Wow, I completely deserted my journal. Lol. School has been difficult lately and I've been working hours on a Revit Building Information Modeling project that makes me want to throw my computer! But this week I got some terracotta pots and a small betta silk plant for Sir Arthur's tank and he seems really happy with his new decor! I also got nail art stuff. I'm obsessed with painting my nails, its very soothing to me. I always mess them up too quickly but oh well. I have to clean my apartment since my parents and sister are visiting me this weekend. My sister has always been a huge fan of any fish I've had and she can't wait to meet Sir Arthur. I got him to flare the other day and got a couple pictures and was super happy with the results! I didn't have him flare for too long though, I was worried about stressing him out too much.

It's funny, he would stress out over a reflection, and here I am stressing out about college, tests, projects, cleaning, and so many other things. Can I trade places? LOL. Here's a couple pictures of Sir Arthur that I took. I'm actually going to try to use this journal and keep up with it so hopefully I can do that! Bye for now to anyone out there who might be reading this!


----------



## Shortnsweet (Sep 16, 2015)

Hello again to anyone reading this! (not sure if anyone is, if you are leave a comment haha). I've been wanting to get another betta for a while. I need to find out if I have space in my room to put another tank! I would really like to get a 10 gallon and divide it or try a sorority. I am actually in a sorority at my school called "Pi Beta Phi." My roommate, who is also in my sorority, said it would be funny if I called my sorority tank Pi Betta Phish!  The good thing is my roommates are okay with me putting a tank in the living room, which could be an option. If I don't get a 10 gallon, then I think I will get another 2.5 gallon or a 5 gallon. Maybe I'll start working on a Christmas list and ask for a nice tank! Sir Arthur has been using his terracotta pot cave more, and its so cute to see him hanging out in there!
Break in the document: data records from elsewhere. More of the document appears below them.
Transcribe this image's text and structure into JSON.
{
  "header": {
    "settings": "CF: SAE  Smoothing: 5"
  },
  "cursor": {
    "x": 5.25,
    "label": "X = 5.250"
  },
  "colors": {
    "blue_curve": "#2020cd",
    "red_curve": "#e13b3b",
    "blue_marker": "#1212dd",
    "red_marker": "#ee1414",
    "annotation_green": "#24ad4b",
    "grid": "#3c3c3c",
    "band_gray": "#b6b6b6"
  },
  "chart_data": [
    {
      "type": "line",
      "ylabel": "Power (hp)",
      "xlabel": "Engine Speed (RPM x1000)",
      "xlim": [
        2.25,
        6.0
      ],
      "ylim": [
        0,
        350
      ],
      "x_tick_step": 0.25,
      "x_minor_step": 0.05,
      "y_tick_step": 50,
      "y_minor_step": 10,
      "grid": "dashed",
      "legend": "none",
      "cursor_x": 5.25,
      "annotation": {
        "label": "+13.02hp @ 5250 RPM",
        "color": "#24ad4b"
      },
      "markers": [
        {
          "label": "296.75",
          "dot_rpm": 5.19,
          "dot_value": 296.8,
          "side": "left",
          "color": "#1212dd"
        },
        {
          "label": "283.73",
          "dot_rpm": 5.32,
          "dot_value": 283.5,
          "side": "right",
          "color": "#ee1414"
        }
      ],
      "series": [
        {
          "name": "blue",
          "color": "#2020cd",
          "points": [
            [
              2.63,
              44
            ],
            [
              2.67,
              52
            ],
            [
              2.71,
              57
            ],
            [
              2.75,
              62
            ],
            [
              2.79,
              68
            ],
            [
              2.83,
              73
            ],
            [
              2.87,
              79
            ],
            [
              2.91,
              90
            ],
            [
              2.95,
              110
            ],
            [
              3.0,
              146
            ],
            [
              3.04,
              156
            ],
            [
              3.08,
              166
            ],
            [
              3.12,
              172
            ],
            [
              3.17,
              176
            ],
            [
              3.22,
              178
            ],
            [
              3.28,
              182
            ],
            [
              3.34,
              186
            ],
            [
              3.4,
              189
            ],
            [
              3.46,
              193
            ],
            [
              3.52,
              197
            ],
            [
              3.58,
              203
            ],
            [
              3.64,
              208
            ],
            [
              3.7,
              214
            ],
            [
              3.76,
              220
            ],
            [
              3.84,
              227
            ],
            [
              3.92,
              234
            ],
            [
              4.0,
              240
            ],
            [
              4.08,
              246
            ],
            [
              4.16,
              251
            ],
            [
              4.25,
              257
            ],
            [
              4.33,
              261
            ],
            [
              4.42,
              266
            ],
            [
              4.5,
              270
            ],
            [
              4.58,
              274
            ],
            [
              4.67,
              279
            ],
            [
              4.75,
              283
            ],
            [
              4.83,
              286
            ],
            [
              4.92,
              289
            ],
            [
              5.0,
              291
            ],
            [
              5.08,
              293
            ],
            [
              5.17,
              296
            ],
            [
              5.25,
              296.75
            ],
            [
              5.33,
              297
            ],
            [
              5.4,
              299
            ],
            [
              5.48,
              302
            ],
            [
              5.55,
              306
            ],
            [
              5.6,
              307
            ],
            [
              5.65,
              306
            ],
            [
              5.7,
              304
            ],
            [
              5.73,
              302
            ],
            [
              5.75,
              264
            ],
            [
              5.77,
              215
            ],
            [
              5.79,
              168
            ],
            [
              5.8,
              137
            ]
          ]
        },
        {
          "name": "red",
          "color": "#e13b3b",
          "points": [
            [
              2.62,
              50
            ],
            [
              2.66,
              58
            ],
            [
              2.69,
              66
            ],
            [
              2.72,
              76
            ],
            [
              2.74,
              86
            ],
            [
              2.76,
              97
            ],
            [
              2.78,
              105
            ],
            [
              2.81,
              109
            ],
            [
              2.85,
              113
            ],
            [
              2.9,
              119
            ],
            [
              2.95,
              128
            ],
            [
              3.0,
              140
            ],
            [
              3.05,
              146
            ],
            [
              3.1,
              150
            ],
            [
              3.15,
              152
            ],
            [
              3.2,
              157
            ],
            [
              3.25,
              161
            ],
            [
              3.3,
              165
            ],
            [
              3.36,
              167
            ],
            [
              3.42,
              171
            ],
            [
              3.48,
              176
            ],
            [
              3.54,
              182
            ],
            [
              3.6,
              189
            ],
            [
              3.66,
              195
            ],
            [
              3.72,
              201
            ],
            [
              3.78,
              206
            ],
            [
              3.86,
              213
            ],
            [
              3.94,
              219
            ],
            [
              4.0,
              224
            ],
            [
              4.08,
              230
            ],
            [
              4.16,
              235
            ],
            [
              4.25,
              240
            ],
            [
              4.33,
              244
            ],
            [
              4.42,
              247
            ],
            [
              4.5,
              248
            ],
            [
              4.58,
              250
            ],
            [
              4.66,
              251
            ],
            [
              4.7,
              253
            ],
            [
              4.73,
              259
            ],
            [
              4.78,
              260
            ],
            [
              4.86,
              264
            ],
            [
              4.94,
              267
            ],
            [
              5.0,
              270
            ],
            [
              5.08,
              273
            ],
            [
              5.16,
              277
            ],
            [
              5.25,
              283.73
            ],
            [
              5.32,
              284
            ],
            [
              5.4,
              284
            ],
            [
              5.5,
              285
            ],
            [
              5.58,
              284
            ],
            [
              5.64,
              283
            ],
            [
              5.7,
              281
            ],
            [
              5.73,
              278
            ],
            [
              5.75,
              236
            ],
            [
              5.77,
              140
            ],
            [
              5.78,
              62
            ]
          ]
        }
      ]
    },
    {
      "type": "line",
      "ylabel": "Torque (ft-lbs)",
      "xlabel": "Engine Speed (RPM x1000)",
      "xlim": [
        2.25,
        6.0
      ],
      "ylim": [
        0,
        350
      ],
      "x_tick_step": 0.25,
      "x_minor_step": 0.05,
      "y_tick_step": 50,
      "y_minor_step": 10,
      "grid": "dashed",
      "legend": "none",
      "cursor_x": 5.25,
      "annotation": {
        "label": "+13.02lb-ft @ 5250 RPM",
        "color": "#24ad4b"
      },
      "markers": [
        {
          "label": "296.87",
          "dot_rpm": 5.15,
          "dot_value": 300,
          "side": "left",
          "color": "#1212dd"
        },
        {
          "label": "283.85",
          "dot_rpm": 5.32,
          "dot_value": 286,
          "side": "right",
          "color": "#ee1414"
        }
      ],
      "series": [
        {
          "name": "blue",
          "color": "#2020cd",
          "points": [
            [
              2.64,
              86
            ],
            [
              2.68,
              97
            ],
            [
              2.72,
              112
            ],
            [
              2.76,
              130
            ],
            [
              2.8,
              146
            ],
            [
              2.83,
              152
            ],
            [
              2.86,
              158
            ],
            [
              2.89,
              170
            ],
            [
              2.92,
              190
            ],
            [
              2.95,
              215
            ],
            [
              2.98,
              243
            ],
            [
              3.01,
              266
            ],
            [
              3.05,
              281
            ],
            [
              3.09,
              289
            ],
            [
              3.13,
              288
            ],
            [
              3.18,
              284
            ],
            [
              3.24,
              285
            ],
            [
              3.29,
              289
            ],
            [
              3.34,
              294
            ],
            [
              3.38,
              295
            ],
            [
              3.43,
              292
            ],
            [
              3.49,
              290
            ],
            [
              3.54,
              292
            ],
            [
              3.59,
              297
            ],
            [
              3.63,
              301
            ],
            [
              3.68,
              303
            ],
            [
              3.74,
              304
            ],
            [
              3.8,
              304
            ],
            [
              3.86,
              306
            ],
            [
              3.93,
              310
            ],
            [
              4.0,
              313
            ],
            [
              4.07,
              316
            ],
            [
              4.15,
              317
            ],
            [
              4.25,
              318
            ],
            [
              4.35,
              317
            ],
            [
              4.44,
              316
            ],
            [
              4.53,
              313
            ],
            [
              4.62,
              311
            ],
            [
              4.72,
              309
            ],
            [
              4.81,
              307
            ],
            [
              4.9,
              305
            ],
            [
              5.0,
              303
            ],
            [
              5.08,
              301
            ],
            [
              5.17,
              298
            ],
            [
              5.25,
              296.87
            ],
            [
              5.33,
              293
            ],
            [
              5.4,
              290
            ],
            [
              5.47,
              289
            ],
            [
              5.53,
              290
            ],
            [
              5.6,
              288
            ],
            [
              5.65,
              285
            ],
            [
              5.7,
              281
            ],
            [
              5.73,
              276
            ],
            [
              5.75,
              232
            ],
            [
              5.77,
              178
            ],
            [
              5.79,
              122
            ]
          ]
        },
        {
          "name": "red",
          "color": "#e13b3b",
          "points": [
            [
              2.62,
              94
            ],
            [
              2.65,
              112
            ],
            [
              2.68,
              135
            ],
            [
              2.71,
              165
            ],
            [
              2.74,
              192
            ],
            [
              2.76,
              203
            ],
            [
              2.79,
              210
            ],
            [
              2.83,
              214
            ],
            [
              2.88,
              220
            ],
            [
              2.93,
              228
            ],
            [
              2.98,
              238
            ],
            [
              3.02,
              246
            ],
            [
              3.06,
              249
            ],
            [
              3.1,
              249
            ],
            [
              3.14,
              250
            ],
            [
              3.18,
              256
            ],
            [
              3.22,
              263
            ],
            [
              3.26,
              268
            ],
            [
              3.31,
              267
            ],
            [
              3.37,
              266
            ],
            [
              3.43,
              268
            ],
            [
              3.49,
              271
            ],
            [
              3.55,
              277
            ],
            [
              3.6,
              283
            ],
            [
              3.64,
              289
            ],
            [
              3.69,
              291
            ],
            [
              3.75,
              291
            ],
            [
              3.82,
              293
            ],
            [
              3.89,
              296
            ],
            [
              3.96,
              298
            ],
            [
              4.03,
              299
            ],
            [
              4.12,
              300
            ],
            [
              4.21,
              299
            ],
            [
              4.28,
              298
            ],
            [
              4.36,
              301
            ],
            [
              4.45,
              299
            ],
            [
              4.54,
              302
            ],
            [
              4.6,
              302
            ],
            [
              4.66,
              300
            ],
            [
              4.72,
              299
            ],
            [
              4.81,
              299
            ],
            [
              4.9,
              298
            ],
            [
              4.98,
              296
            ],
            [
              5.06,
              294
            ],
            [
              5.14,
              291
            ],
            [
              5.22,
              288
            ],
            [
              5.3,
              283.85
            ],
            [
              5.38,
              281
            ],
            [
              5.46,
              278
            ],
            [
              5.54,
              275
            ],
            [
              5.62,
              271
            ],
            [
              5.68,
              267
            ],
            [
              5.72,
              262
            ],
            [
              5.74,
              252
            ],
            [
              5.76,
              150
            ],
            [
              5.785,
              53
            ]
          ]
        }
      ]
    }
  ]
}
I haven't been able to get a picture of him in there since he gets SUPER excited when I walk over to his tank and he starts swimming around and blowing bubbles. Speaking of bubbles, his bubble nest has gotten huge! Last water change I did, I accidentally disturbed his bubble nest and felt bad. I'm glad to see he's moved on from this little destruction and rebuilt it! (Too bad he has a water change coming up today... sorry buddy!). I have a calculus test this week and am starting to feel nervous. Engineering calculus is awful! Luckily I have a good study buddy on my desk cheering me on! I have had issues with testing anxiety in the past and am hoping I can get over this. I have accommodations to take my exams in a small or private testing room due to my ADD. Last year, my calculus exams were at 7:30 at night and it was terrible! I couldn't focus as well that late at night and was unable to take them earlier, sadly. I had to withdraw from that class and retake the first half of calculus over the summer at community college. My professor this year is a lot more understanding, and is letting me take my exam on Wednesday morning at 8:30. It's pretty early, but I figure that I'd rather take my exam early in the morning than late at night, when I have all day to worry about my test and build up my anxiety. Well, I'm off to a brunch with my family who visited this weekend, so bye for now journal!


----------



## Shortnsweet (Sep 16, 2015)

So I've been procrastinating studying for my calculus exam, oops! I made a list on Amazon for my sorority needs (if I do start a sorority). I found a nice 10 gallon tank set for a decent price with LED lights and an adjustable filter, meaning I could slow the flow! I decided that I'd want my sorority to be live planted, and added root tabs and substrate on my list. I also added test kits and a larger siphon, since I just use a turkey baster for cleaning my 2.5 gallon tank. My birthday is right after Christmas (on January 3rd!) so I normally get money from relatives from Christmas and my birthday and would be able to afford all of my wish list items for my sorority tank! I should probably go study now since I told myself 1:30, then 1:45, and now 2:00. Time to study! 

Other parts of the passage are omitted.